The state — overwhelmed by destruction everywhere — cannot help replace what Josiane lost.

She had no flood insurance.  Who would have imagined that a brook could  unleash such damage?

FEMA does not pay for landscape replacement.  Josiane hopes for help from environmental groups, and is appealing to FEMA to at least cover her failed septic system.  She wonders if anyone has any ideas on how to cut through red tape, and make the system work.

The tagline of “06880” is “Where Westport meets the world.”  Even in tiny Mendon, Vermont, Westport is part of that world.

And now — even more than before — we are part of that story.

4 responses to “Revisiting Vermont: So Close To Home

  1. Thanks, Dan. It is the personal story such as this one, that gives the human dimension to that which is lost in most media coverage. Sadly, Josiane’s story can be repeated over and over and over and over throughout the state.
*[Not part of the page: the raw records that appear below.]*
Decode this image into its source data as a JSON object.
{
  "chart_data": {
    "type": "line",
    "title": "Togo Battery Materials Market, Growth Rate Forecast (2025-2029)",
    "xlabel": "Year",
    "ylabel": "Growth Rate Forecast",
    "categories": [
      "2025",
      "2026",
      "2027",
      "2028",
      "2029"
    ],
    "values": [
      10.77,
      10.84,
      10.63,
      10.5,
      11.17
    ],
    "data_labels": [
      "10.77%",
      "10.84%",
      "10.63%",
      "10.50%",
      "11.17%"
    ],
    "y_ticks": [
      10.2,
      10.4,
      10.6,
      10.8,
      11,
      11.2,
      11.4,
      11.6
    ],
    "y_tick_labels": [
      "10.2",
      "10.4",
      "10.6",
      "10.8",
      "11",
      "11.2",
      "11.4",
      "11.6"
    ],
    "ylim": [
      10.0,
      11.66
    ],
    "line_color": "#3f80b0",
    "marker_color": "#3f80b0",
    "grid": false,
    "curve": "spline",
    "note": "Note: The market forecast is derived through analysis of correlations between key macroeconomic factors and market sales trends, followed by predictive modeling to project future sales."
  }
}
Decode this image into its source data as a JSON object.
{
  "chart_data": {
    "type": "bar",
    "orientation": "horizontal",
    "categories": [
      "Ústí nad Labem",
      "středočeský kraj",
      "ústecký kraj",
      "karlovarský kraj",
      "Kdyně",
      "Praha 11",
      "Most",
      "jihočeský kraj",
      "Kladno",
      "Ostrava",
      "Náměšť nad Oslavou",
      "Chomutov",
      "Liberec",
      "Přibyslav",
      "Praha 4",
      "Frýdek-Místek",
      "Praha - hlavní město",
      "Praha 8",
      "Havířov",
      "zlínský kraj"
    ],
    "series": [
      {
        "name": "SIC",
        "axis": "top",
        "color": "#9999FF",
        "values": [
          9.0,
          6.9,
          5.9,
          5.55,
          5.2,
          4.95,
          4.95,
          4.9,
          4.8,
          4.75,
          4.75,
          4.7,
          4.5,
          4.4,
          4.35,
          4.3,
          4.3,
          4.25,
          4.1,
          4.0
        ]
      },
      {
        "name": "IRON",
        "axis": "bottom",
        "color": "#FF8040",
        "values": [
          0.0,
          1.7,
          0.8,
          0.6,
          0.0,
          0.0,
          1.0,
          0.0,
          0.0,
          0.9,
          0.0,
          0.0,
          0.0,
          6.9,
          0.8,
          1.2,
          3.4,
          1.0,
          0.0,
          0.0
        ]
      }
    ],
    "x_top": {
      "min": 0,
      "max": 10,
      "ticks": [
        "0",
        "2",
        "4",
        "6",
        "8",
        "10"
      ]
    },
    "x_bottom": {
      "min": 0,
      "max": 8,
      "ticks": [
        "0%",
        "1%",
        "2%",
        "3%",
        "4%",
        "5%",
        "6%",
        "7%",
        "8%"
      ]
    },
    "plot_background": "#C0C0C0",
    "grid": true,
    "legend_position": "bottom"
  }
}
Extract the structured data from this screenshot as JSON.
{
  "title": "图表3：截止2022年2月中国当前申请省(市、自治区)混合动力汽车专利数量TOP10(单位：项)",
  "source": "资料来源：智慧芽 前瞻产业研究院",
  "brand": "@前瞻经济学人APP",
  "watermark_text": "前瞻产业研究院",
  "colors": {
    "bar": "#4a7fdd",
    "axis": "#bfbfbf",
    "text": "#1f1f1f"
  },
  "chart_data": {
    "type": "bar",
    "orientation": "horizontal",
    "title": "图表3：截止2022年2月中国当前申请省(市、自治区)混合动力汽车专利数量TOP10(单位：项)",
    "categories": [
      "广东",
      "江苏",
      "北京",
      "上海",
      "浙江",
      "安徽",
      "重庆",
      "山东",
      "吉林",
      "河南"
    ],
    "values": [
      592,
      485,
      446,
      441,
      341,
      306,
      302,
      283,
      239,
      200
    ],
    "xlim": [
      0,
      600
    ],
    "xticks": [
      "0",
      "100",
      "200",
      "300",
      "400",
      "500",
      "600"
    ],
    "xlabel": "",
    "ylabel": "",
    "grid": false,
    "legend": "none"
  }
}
Few visitors, traveling along restored roads this fall or winter, will see the wreckage or hear the voices of folks who have lost everything. At least now, through your good efforts, some have heard one. –Karl Decker, Townshend, Vermont

  2. We dropped our son off at Middlebury college in VT on Sept 6 amidst the state’s efforts to recover from Irene. We drove over makeshift roads but were not really aware of the depth of devastation until one of the school employees who was cheerfully helping with freshman move in told us that one friend’s father’s remains had literally been washed away and yet to be recovered with the others buried in a cemetery adjacent to a river. At tue same time he told us of the efforts of Middlebury and UVM students and communities to organize and rally to help those in need. Some simply went to help farmers dig muck out of their barns and find stray cattle. very much that attitude of determined perseverance that you mentioned in your post and which I remember from my days as a student at Middlebury. I have the highest regard and admiration for the people of that state!

  3. Dan, thank you for making the situation visible if only in our small world. I grew up in VT, went to school there and still have family there so I have heard so many stories like the one you have shared. I can’t tell you how many time I have driven up RT 4 and walked by the brook – boggles the mind to think it became a destructive river. I know that Peter Welch and the two VT Senators are trying to help people cut through the red tape so I would recommend contacting all three offices if she hasn’t already.

  4. I’m sure this is already being done but just incase it’s not: he should absolutely personally and then also in writing (submitting via their websites, and then letters directly to their local offices and offices in DC) contact his congressional representatives and senators, as well as the media. He should collect the support of as many people in the areas that they represent that are in similar situation to his. In doing so he is presenting exact $-size of the problem, i.e., they want it to be big enough problem to warrant ‘special consideration’ but not so large that it will be impossible to accomodate them all. he should not wait to collect all of the ‘others in similar situation’ before he contacts the politicians and media, he just needs to let them know that process is in the works. And, he should not let his file be handled by freshman members of the staff of the politicians. Most freshman staff members handle their duties ‘text-book’/bureaucrat style.